Unnamed: 0,Sector,Last name,First name,Salary paid,Taxable benefits,Employer,Job title,Calendar year,gender
0,Colleges,Aarts,Cheri,113586.57,71.01,Fanshawe College Of Applied Arts and Technology,Professor,2020,1
1,Crown Agencies,Mara,Cheri,294772.37,10566.38,Ontario Cannabis Retail Corporation,Chief Commercial Officer / Directrice générale...,2020,1
2,Government of Ontario — Ministries,Hayward,Cheri,167653.20,218.04,Education,"Director, School Board Business Support Branch...",2020,1
3,Government of Ontario — Ministries,Huffman,Cheri,117777.29,148.58,"Children, Community and Social Services",Business Manager and Comptroller / Chef de la ...,2020,1
4,Government of Ontario — Ministries,Rockefeller,Cheri,129912.05,153.72,Ontario Provincial Police,Law Enforcement Officer / Agente d’exécution d...,2020,1
...,...,...,...,...,...,...,...,...,...
184122,Universities,Zuberi,Daniyal,176340.96,358.74,University Of Toronto,"Professor of Social Work, Professor of School ...",2020,0
184123,Universities,Zuk,Ireneus,190458.36,292.14,Queen’s University,Professor,2020,0
184124,Universities,Zunic,Nikolaj,157838.40,409.04,St.
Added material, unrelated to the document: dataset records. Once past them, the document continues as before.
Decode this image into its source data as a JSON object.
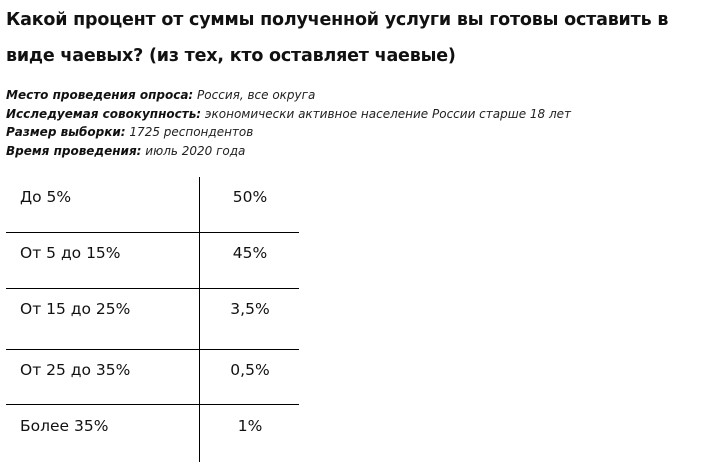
{
  "title": "Какой процент от суммы полученной услуги вы готовы оставить в виде чаевых? (из тех, кто оставляет чаевые)",
  "meta": [
    {
      "label": "Место проведения опроса:",
      "value": "Россия, все округа"
    },
    {
      "label": "Исследуемая совокупность:",
      "value": "экономически активное население России старше 18 лет"
    },
    {
      "label": "Размер выборки:",
      "value": "1725 респондентов"
    },
    {
      "label": "Время проведения:",
      "value": "июль 2020 года"
    }
  ],
  "table": {
    "rows": [
      {
        "label": "До 5%",
        "value": "50%"
      },
      {
        "label": "От 5 до 15%",
        "value": "45%"
      },
      {
        "label": "От 15 до 25%",
        "value": "3,5%"
      },
      {
        "label": "От 25 до 35%",
        "value": "0,5%"
      },
      {
        "label": "Более 35%",
        "value": "1%"
      }
    ]
  }
}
Jerome’s University,Associate Professor,2020,0
184125,Universities,Zwarenstein,Merrick,193254.60,95.60,University Of Western Ontario,Professor,2020,0


Around 20,000 rows were dropped, meaning that there might not be data in the `wgnd_condensed` dataset that's in the `sunshine_2020` dataset. This doesn't seem that bad, but there may be a loss of accuracy.

Now to figure out how many rows have `gender = 1`.

In [57]:
sunshine_wgnd['gender'].value_counts(normalize=True) * 100

0    51.732771
1    48.267229
Name: gender, dtype: float64

It seems that 48.26% of employees in the Sunshine List (that can have an assignable gender based on their name) may be female. This has sparked more interest in this number in particular:

- How many of these women in the list are/may be not white, compared to those who are?
- What public sectors do they tend to work in?
- What's the average salary paid of women compared to men?